Where the Blyde River and the Treur River meet, water erosion has formed one of the most remarkable geological phenomena in the country, known as ‘Bourke’s Luck Potholes’. Over thousands of years, surreal cylindrical rock sculptures created by whirling water have formed a series of dark pools which contrast artfully with the streaked white and yellow lichen covered rocks. Following the road and the Treur River south, there are further viewpoints; Wonder View, God’s Window and the Pinnacle.
Johannesburg is the largest and most populated city in South Africa, its business hub, and the second largest city in Africa after Cairo. Gold was discovered in the mineral-rich Witwatersrand in 1886 by an Australian prospector, George Harrison. This discovery started a major gold rush as fortune hunters came to the area from all over the world. A huge labour force of contract workers sprang up to work in the mines and within three years Johannesburg became the largest settlement in South Africa. It is now the economic and financial core of the country, and although mining is no longer practiced within the city bounds, the headquarters of most of the mining companies can be found here.
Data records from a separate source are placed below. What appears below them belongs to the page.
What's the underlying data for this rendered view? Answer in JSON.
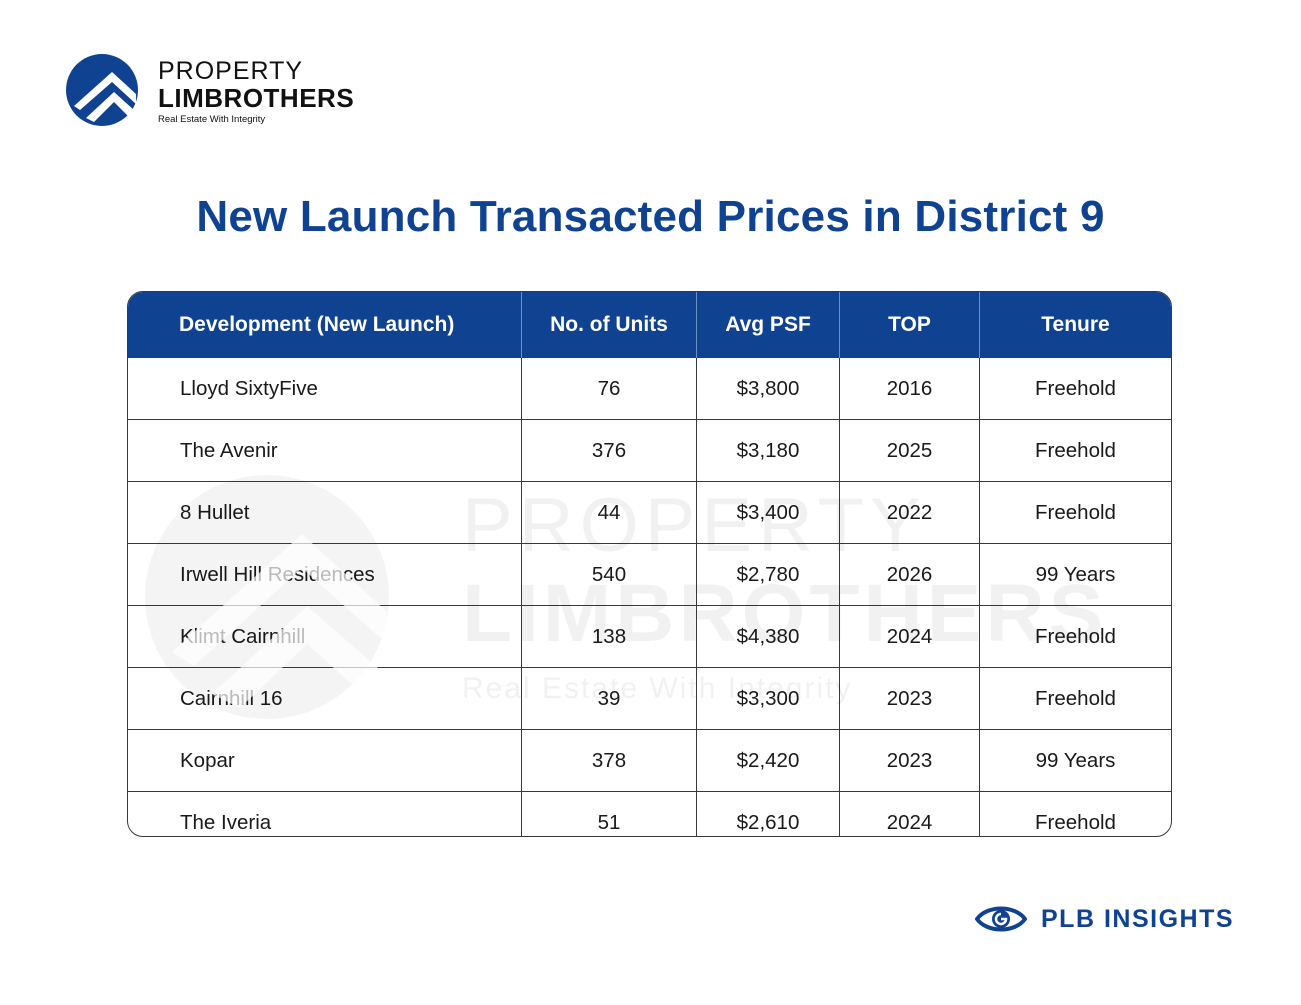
{
  "brand": {
    "line1": "PROPERTY",
    "line2": "LIMBROTHERS",
    "tagline": "Real Estate With Integrity"
  },
  "title": "New Launch Transacted Prices in District 9",
  "table": {
    "headers": [
      "Development (New Launch)",
      "No. of Units",
      "Avg PSF",
      "TOP",
      "Tenure"
    ],
    "rows": [
      [
        "Lloyd SixtyFive",
        "76",
        "$3,800",
        "2016",
        "Freehold"
      ],
      [
        "The Avenir",
        "376",
        "$3,180",
        "2025",
        "Freehold"
      ],
      [
        "8 Hullet",
        "44",
        "$3,400",
        "2022",
        "Freehold"
      ],
      [
        "Irwell Hill Residences",
        "540",
        "$2,780",
        "2026",
        "99 Years"
      ],
      [
        "Klimt Cairnhill",
        "138",
        "$4,380",
        "2024",
        "Freehold"
      ],
      [
        "Cairnhill 16",
        "39",
        "$3,300",
        "2023",
        "Freehold"
      ],
      [
        "Kopar",
        "378",
        "$2,420",
        "2023",
        "99 Years"
      ],
      [
        "The Iveria",
        "51",
        "$2,610",
        "2024",
        "Freehold"
      ]
    ]
  },
  "watermark": {
    "line1": "PROPERTY",
    "line2": "LIMBROTHERS",
    "line3": "Real Estate With Integrity"
  },
  "footer_brand": "PLB INSIGHTS",
  "colors": {
    "primary": "#0f4391",
    "border": "#3a3a3a",
    "header_text": "#ffffff"
  }
}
Everything here is faster than anywhere else in Africa, something this city has prided itself on ever since the gold rush..The streets of Johannesburg boast a rich historical background while its suburbs are home to some of the savviest businessmen in Africa. However, it’s not all about business in this economic terrain and Johannesburg offers a wealth of sights for visitors including the beautiful Kruger National Park, Emmerentia Dam and the Walter Sisulu National Botanical Garden. It’s also close to the world renowned Sun City, the popular Gold Reef City and the Blyde River Canyon. Most visitors embark on tours to Johannesburg to take in the sites of the townships. Soweto in particular offers fantastic opportunities for township tours as well as a glimpse into South Africa’s history. The Apartheid Museum is also part of these tours and delves visitors to Johannesburg into South Africa’s past. Johannesburg’s Sandton is also the sight of the best shopping ground in South Africa with shopping malls offering all the latest and hottest haute couture and labels seen on the world’s catwalks. Johannesburg is also known as the world’s largest human-made forest, with over 10 million trees planted throughout the city.